Another key plank of the multipronged proposal is to empower the commissioner to take down doxxing content from social media platforms, and require platforms to hand over names and IP addresses of the doxxers.

Choy said this should only be done with a court warrant to allow judicial oversight in line with other criminal statutes, and feared a “chilling effect” on online debate.

“A public official in the course of the execution of duties should not have a high expectation of privacy, as a photo of him misbehaving or abusing his powers may be conducive to scrutiny and online discussions of public issues,” he said.

Hargreaves agreed a delicate balance must be struck. “It would be a problem, for instance, if anti-doxxing laws were used to punish individuals who revealed the information about the secretary of justice’s illegal structures.

“But if a law can be tailored so that it only catches genuinely harmful doxxing behaviour, then in principle it is something to support.”

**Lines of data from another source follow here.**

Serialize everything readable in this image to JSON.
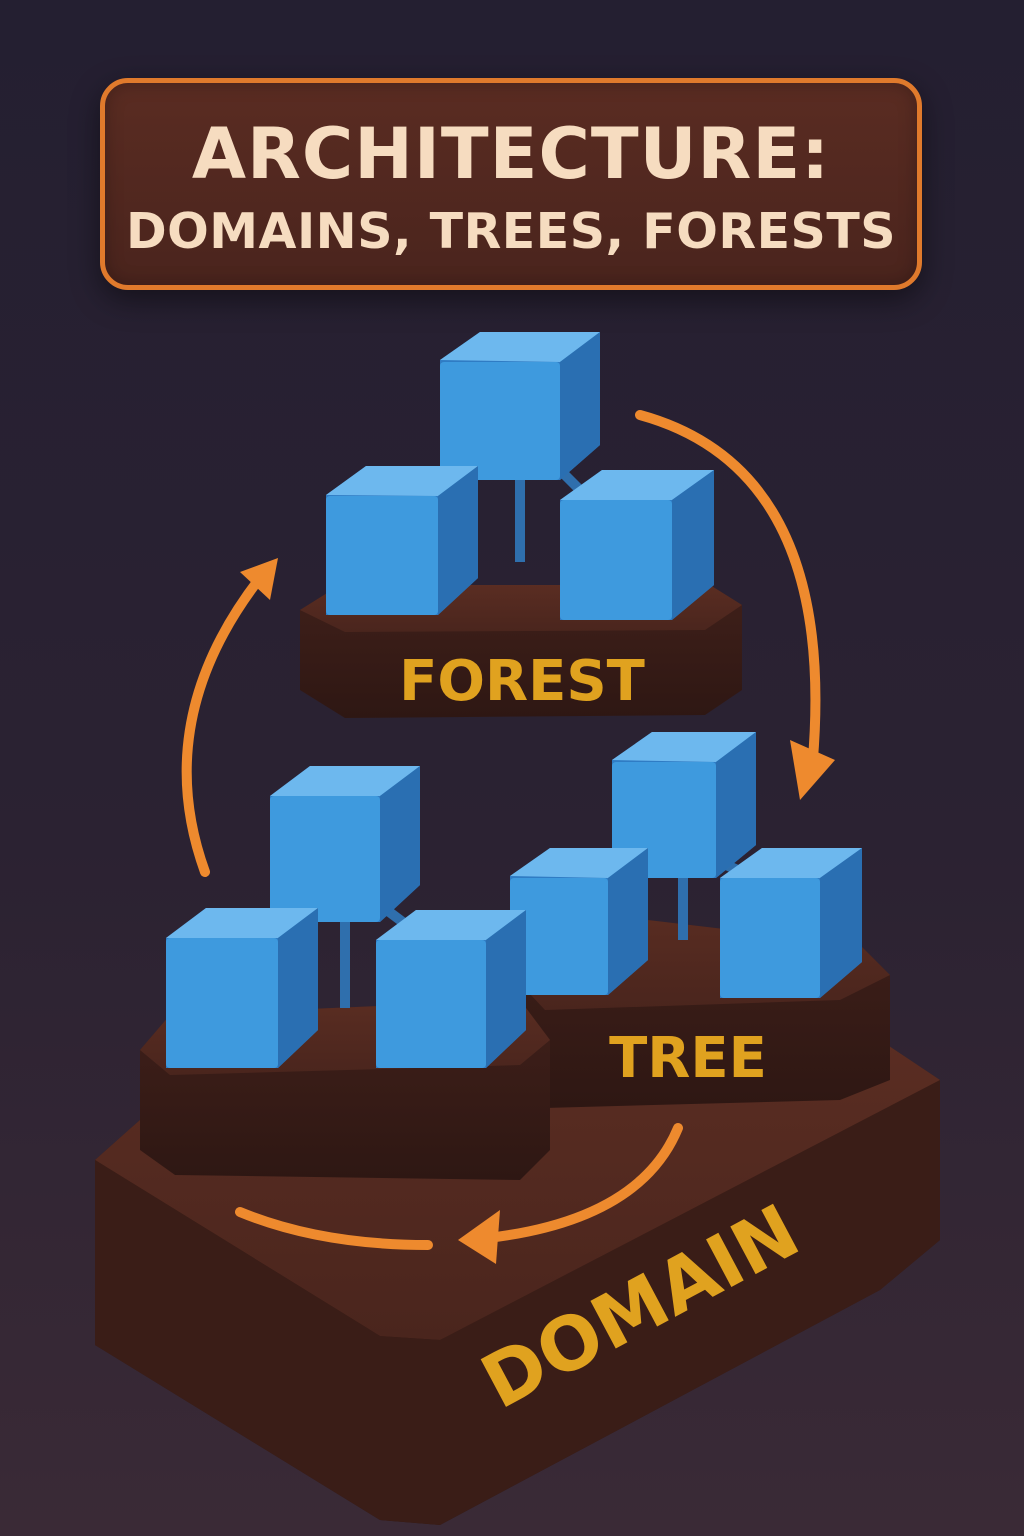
{
  "title": {
    "line1": "ARCHITECTURE:",
    "line2": "DOMAINS, TREES, FORESTS"
  },
  "labels": {
    "forest": "FOREST",
    "tree": "TREE",
    "domain": "DOMAIN"
  },
  "colors": {
    "background": "#2a2233",
    "cube": "#3b8fd6",
    "platform": "#4a241c",
    "label": "#e0a21f",
    "arrow": "#ee8a2e",
    "title_border": "#e07a2c"
  }
}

The watchdog also proposed a new power to give legal help to doxxing victims to get an interim court injunction to limit harm done to them.

Court grants interim injunction to ban doxxing of police officers

Principal lecturer Eric Cheung Tat-ming, from the University of Hong Kong’s faculty of law, said while the civil remedy would need less time to remove doxxing posts and deter reposting than criminal investigations, court injunctions would pose problems too.

He cited the recent injunction obtained by the Junior Police Officers’ Association that banned unauthorised disclosure of officers and their family members’ information.

“Interim injunctions are applications made by one party that do not involve counterarguments made by defendants,” he said. “They also allow judges to make big legal changes and therefore skip normal scrutiny by lawmakers.”

The privacy commissioner, Stephen Wong Kai-yi, said he had told the government in June last year that the ordinance should be reformed to vest “comprehensive criminal investigation and prosecution powers” in him.